Évidemment, les tâches des médecins diffèrent un peu entre la France et le Québec, mais rien d’insurmontable pour qui veut faire montre d’un peu de bonne volonté, les conditions d’exercice étant meilleures et les relations interprofessionnelles plus cordiales, nous semble-t-il, ici qu’en France. Notre famille s’est agrandie d’une petite fille, née après notre installation, et nous bénéficions d’une qualité de vie incomparable : pistes de ski de fond et patins en hiver, activités nautiques sur le lac en été. Les enfants rentrent en vélo de l’école et nous profitons plus d’eux que nous le faisions en France, où nous étions abrutis de gardes. Leur intégration à l’école et à la garderie s’est faite sans heurts, même en ce qui concerne les restrictions alimentaires. De notre côté, nous nous sommes impliqués dans la vie publique, nous rencontrons et échangeons avec des Québécois soucieux de nous connaître et de se faire connaître, participons aux débats citoyens locaux et nationaux (deux lettres d’opinion que nous avions rédigées ont été publiées dans le journal La Presse).

Seul bémol, la vie juive est quasi inexistante dans la province une fois franchies les limites du grand Montréal. Pas de petites communautés (sauf à Québec, la ville) éparpillées sur le territoire, « à la française ». Cela implique donc, pour une famille religieuse comme la nôtre de faire ses achats à Montréal pour le frais (la livraison de vins casher est possible en revanche, seul avantage du monopole de la Société des alcools du Québec), et de se débrouiller seul pour les offices et le Talmud Torah. Nous essayons de nous rendre dans nos familles en France ou à Montréal pour les fêtes, mais cela est le plus souvent impossible en raison des gardes à l’hôpital et de la scolarité des enfants. L’attitude des gens est bienveillante et les arrangements possibles, mais il est clair que retirer ses enfants de l’école dès la rentrée pour les fêtes du mois de Tichri 1 est toujours un peu délicat, même en promettant aux enseignants de rattraper le programme.

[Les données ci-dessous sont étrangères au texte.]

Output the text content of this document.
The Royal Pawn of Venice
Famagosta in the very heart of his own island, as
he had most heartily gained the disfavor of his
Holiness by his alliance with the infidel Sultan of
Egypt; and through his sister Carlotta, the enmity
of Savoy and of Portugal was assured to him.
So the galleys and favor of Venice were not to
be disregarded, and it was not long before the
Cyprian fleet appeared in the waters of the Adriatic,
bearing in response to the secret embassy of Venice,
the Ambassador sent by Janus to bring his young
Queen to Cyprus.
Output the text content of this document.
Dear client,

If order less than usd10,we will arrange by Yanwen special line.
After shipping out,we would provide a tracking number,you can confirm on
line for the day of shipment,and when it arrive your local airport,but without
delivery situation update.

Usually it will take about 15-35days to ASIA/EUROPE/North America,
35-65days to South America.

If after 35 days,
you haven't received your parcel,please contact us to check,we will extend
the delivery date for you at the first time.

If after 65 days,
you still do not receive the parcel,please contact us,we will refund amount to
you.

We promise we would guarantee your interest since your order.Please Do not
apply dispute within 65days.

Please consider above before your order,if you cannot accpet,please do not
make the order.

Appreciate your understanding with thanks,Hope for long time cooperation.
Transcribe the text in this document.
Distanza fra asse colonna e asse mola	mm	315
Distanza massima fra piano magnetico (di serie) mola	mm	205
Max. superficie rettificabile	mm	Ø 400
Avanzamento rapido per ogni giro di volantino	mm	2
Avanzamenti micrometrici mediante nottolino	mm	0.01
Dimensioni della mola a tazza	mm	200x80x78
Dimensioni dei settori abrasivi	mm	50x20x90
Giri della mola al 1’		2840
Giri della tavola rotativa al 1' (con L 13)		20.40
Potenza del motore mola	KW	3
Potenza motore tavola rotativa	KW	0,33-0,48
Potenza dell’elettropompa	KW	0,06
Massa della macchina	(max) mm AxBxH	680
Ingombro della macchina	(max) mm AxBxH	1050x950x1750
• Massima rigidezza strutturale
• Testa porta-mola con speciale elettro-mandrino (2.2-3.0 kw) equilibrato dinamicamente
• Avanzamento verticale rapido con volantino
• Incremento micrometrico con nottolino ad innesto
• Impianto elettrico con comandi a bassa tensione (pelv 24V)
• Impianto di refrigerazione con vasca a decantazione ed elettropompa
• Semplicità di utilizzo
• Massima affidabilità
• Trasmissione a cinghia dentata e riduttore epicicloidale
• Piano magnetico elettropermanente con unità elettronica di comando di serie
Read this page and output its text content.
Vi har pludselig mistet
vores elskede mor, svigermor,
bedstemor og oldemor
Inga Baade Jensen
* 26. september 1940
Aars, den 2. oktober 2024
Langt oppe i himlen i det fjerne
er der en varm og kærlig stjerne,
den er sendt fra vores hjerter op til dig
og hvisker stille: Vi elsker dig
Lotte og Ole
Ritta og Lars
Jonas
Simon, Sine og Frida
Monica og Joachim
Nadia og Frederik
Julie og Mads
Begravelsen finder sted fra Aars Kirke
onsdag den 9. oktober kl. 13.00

Pour les cours de Talmud, mon frère, Rabbin en Israël, a la gentillesse de me consacrer deux heures de son temps chaque semaine pour l’étude, que nous faisons par téléphone ou skype. Même si nous ne regrettons pas notre démarche, nous aurons donc sûrement, si D’ veut, de nouveaux changements à envisager dans l’avenir pour poursuivre l’éducation de nos enfants et les sortir d’un certain isolement sur le plan communautaire, car s’il est certain que le Québec est un environnement accueillant, sécuritaire, tolérant (nous n’avons connu que deux interpellations antisémites, l’une d’un collègue médecin et l’autre d’un camarade de classe de notre aînée), vivre et transmettre pleinement son judaïsme en habitant une région dite « éloignée » est un véritable défi.